Hepatitis B and Hepatitis C, again very little evidence. For Hepatitis C they recommended a DMARD over a TNF inhibitor where there is very little sketchy use of DMARDS in patients with Hepatitis C. But, there are hundreds of patients in the literature showing that Hepatitis C can be well managed with TNF inhibition. Hepatitis B; if you have Hepatitis B surface antigenaemia and hence active disease, you should not be receiving a biologic. However, if you have an occult infection meaning that you were exposed in the past to Hep B infection, and are now Hep B surface antigen negative and Hep B core antibody positive with or without B surface antigen antibody positivity, they recommend that you receive a DMARD, more so than a TNF inhibitor. Again, there are hundreds of reports of TNF inhibition being used safely in a situation. They also recommend you monitor viral loads: something that actually hasn't been studied.
Malignancy, for those with melanoma and non-melanoma skin cancer: the evidence again is very low, in favour of recommending using DMARD over a biologic or tofacitinib. Maybe a reasonable recommendation but again it does not take into account the large volume of research with TNF inhibitors. If you have a lymphoproliferative disorder, the evidence is very low, and they recommend rituximab or combination DEMARDs or abatacept or tocilizumab over a TNF inhibitor, yet many tens of thousands of patients treated with TNF inhibitors in the setting of lymphoproliferative disorders in the past or currently had no increase, meaning the rate associated with TNF inhibitors is exactly the rate associated with rheumatoid arthritis, hence it is the disease and not the drug. Lastly they say if you have a solid tumor, that you should receive the same therapy as you would if you didn't have a solid tumor. I received many questions this week about patients with prostate cancer or lung cancer and “can I safely use their previous biologic therapy?”, and of course you can and the evidence is actually quite good in that area.

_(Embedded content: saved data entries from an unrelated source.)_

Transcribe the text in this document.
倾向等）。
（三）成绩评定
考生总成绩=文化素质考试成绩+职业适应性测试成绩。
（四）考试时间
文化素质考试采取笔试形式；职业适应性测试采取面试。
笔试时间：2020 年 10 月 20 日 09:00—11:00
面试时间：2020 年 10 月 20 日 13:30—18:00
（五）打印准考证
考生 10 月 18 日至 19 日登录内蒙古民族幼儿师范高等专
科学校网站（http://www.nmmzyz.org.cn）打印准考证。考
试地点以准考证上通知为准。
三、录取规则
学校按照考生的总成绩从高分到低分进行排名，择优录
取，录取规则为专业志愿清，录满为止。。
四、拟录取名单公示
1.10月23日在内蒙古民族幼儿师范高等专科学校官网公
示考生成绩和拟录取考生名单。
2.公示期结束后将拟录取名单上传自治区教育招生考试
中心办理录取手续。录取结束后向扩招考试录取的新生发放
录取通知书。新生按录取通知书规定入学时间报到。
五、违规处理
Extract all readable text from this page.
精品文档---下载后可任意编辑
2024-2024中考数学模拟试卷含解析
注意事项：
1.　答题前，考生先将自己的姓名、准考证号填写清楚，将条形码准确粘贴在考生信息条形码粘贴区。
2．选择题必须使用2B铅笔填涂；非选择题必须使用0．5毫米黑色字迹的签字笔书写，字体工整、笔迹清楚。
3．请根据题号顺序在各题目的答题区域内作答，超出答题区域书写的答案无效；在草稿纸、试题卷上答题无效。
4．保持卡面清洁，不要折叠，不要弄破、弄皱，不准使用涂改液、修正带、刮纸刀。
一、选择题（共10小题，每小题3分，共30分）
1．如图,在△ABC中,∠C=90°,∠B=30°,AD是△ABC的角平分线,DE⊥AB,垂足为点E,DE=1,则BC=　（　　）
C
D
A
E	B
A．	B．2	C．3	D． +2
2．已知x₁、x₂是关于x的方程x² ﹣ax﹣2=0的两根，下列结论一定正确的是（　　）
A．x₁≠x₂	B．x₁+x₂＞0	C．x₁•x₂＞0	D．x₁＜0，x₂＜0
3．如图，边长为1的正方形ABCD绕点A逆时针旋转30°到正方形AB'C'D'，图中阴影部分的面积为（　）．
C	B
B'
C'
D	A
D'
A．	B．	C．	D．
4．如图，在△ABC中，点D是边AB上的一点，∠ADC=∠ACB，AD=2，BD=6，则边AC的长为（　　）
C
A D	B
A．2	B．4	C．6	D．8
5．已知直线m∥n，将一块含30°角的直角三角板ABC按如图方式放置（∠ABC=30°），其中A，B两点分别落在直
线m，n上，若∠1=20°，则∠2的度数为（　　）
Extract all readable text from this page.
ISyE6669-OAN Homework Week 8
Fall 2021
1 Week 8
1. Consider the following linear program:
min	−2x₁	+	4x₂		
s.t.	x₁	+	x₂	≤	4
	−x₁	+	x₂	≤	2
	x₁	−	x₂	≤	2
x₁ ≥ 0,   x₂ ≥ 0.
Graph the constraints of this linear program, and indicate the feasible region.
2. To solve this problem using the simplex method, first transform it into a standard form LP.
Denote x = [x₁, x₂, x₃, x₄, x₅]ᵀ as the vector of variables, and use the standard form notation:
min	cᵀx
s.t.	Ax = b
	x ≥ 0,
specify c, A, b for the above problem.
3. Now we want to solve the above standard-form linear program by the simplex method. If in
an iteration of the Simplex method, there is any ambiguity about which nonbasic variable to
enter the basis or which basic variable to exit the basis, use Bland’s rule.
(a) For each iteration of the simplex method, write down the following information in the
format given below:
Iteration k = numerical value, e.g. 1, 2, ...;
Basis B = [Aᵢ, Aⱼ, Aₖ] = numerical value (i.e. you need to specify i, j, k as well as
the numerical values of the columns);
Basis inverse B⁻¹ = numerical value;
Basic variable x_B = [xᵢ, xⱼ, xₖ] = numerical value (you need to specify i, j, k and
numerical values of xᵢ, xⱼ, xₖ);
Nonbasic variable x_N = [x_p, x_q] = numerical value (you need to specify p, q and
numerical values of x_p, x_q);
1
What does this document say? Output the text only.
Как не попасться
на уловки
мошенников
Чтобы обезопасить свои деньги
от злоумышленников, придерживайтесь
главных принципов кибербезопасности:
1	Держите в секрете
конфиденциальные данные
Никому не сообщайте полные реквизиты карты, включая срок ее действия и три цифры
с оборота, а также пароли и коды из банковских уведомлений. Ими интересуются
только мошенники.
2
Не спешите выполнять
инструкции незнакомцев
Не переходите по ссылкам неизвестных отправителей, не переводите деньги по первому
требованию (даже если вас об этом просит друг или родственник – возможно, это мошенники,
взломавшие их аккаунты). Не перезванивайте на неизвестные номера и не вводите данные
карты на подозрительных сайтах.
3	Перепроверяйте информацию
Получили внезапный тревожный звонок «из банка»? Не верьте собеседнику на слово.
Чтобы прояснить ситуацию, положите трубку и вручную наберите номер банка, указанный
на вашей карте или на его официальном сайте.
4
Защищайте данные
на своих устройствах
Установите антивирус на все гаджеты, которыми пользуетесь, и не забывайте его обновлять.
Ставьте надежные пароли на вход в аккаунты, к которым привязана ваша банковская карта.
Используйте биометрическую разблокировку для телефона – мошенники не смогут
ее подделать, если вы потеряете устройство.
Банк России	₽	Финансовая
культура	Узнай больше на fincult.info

Finally, our one major concern, or maybe our first concern with these drugs is serious infections events or SIEs. Again the evidence supporting the ACR recommendations is very low. They suggest combination abatacept be used before TNF inhibitors again. I think that the most important thing is that inflammation drives infection risk way more than it does a TNF inhibitor. I think infliximab in high doses has a much higher risk than any of the other biologics. I think abatacept probably has the lowest risk of all the biologics and certainly a combination DMARD regimen is also going to look very good, but that's the comparator group, so again those are reasonable recommendations, but I don't think I would exclude a TNF inhibitor from consideration. Thank you very much.